Toastmasters: How We as an Organization Could Improve the Experience

Over the last few days, I have posted five times about Toastmasters. There’s a reason all of a sudden I’m writing about something I’ve participated in for almost two years. I’m finishing with this one to explain my “why” and also give some ideas of how Toastmasters could possibly improve its already effective program.

Toastmasters has an adult learning program called “Pathways.” There are a number of differently themed pathways. The first one is Presentation Mastery. Others include visionary leadership, persuasion, mentoring, group facilitation, and many more. Each pathway involves five levels and each level involves 2-5 projects, most of which are or conclude with speeches.

For example, for the lesson “Dealing with Difficult Audiences,” members of the club play the roles of talkative, disruptive, or argumentative listeners while the pathway learner delivers a twelve-minute talk and has to deal with or pacify the disrupters.

Needless to say, the pathways are not a walk in the park, but more of a strenuous hike up Lookout Mountain. And right now I’m on level 4 of the first pathway and have chosen from a list of projects. I chose “Blogging” and the project involves five blog posts about Toastmasters and a speech about them.  Thus, the last few days of posts.

I believe in Toastmasters’ mission  and enjoy my experience. Unfortunately, I started in the second week of January 2020, and we all know what happened two months later. For almost a year all the presentations were virtual, which, while it is a technological miracle, is less than idea (really less than ideal) when it comes to public speaking. As in, you can’t see the audience. You can’t hear them laugh or respond. You feel like you are talking into the cybervoid.
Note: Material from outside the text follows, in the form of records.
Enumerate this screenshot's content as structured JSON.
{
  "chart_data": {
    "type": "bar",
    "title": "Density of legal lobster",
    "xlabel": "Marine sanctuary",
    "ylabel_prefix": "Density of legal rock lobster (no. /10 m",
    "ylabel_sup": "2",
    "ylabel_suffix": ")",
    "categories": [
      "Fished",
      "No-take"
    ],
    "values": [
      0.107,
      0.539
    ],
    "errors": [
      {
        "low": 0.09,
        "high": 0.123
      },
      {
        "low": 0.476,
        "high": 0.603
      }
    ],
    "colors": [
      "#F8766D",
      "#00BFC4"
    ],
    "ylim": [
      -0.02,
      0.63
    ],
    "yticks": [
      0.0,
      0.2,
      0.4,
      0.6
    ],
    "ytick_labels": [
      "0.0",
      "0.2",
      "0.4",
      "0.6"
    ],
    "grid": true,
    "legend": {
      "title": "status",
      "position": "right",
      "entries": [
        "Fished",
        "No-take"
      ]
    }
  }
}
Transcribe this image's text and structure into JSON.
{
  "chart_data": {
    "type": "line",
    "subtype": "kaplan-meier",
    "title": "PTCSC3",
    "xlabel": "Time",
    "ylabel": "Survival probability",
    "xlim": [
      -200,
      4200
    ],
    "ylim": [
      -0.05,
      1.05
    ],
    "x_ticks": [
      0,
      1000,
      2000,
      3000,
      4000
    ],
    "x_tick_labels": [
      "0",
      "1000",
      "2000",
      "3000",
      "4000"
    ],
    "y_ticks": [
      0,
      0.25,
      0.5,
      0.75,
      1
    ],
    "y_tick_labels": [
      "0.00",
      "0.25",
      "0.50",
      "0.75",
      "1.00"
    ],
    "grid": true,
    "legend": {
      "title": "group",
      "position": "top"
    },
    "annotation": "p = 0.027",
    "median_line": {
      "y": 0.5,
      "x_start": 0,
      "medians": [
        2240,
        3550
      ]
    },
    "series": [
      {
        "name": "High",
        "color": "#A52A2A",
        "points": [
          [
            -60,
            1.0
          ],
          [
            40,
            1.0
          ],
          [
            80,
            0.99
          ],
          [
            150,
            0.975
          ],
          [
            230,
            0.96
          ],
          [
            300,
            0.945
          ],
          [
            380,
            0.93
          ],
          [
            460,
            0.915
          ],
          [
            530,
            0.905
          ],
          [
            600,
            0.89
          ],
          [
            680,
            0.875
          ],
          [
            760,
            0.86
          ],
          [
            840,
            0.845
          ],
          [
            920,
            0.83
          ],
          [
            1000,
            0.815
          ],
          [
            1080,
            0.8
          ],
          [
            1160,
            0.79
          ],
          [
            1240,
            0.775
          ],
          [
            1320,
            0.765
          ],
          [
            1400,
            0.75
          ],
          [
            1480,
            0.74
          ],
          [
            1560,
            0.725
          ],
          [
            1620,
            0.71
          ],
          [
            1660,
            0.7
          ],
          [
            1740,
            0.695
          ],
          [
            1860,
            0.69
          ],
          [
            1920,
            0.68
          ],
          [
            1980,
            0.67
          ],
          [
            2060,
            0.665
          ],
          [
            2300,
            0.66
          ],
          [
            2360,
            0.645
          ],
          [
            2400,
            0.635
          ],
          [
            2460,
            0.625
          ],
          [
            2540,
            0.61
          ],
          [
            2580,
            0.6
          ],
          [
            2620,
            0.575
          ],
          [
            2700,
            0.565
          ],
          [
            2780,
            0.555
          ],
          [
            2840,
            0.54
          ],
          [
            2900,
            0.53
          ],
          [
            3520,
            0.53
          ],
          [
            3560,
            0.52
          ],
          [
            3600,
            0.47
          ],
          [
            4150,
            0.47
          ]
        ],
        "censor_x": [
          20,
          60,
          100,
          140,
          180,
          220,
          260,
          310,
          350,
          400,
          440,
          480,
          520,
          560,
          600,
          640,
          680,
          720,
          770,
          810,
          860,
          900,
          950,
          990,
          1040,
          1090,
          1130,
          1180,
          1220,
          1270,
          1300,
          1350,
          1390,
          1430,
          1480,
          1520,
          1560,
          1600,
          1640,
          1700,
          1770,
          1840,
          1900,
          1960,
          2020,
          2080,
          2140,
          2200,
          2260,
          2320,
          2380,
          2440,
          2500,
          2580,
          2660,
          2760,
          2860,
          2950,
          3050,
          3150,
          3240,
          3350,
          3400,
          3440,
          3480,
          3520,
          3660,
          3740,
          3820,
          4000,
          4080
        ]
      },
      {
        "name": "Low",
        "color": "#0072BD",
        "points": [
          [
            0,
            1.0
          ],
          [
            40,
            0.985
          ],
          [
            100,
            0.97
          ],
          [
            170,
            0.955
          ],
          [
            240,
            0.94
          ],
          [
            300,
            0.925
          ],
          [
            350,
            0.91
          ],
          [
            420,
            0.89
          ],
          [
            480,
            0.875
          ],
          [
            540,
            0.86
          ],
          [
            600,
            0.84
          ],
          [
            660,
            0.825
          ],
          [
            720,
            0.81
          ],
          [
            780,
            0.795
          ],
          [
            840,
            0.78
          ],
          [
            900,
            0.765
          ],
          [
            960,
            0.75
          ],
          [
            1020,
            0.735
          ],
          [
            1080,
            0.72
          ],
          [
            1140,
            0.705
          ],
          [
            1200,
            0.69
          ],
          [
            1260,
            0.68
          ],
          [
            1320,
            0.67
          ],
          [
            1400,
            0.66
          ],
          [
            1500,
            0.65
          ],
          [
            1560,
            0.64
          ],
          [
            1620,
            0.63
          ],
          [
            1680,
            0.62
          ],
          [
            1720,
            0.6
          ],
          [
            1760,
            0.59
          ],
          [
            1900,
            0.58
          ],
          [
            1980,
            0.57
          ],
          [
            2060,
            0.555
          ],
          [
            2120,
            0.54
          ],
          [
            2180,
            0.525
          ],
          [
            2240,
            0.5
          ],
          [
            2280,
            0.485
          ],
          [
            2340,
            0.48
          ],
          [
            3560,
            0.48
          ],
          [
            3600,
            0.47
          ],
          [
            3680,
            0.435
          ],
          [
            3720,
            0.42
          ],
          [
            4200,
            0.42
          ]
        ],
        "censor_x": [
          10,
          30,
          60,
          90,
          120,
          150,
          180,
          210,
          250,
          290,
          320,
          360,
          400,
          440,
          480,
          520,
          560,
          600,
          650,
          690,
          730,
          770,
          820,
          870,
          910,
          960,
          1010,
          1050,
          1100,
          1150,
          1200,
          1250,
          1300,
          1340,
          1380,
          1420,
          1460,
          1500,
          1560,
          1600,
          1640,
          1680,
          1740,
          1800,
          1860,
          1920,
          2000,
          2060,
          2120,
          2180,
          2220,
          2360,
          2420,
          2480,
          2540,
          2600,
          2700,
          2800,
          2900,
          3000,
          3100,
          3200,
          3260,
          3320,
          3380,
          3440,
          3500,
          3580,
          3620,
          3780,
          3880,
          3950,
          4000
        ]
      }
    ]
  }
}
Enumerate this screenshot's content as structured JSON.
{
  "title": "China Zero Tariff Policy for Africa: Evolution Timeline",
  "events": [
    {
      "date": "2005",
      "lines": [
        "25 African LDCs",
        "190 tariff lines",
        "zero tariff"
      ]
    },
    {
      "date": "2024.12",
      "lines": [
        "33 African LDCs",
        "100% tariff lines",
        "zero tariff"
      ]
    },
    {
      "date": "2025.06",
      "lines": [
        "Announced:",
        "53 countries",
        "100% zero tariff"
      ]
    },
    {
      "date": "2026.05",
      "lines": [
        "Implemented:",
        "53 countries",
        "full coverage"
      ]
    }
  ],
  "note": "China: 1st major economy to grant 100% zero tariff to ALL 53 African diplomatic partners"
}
The first way we can improve is to get as far away from that mode of mediated communication as possible, as quickly as possibly. The only exception is business meetings!

However, I have a bigger concern, and it relates to my first post in this series on finding topics.

We need to shift the focus from the speaker to the audience. We need to shift the focus from expressive communication to rhetorical communication, that is, messages designed to change the audience in some way: improve their knowledge and skill base, challenge them to consider alternate ways of thinking or behaving, inspire them to aspirational goals. 

I’m not saying we fail at this in Toastmasters. I simply want us to consider whether many of the speeches are more about the speaker than the audience. In the real world, the latter is the case or the expectation. 

Another concern is that in some clubs there is too much emphasis on contests. While some newcomers would be attracted to that option, most would not and might decide TM is not for them. Also, even though we want newcomers to speak and not just come to meetings and watch--they won't benefit much from that--we must be sure that first, they don't feel pressured too early, and second, that they don't feel that the "old-timers" are too good and they won't measure up. 

Finally, Toastmasters has a lot of layers and moving pieces. My head becomes stuffed to overflowing when I think about the club level, the area level, the district level, the region level —and I’m still inside the three states of Alabama, Florida, and Georgia—and all the officers and policies at each level. And I’m an officer! The head of a newcomer must spin. However, it is an international organization, so all these layers is probably necessary. With such a hierarchy, politics are needed, leaders and bureaucracy must exist. The average Joe member really isn’t motivated about the structure. They just want to enjoy the meetings and get some input. I think there is a disconnect somewhere.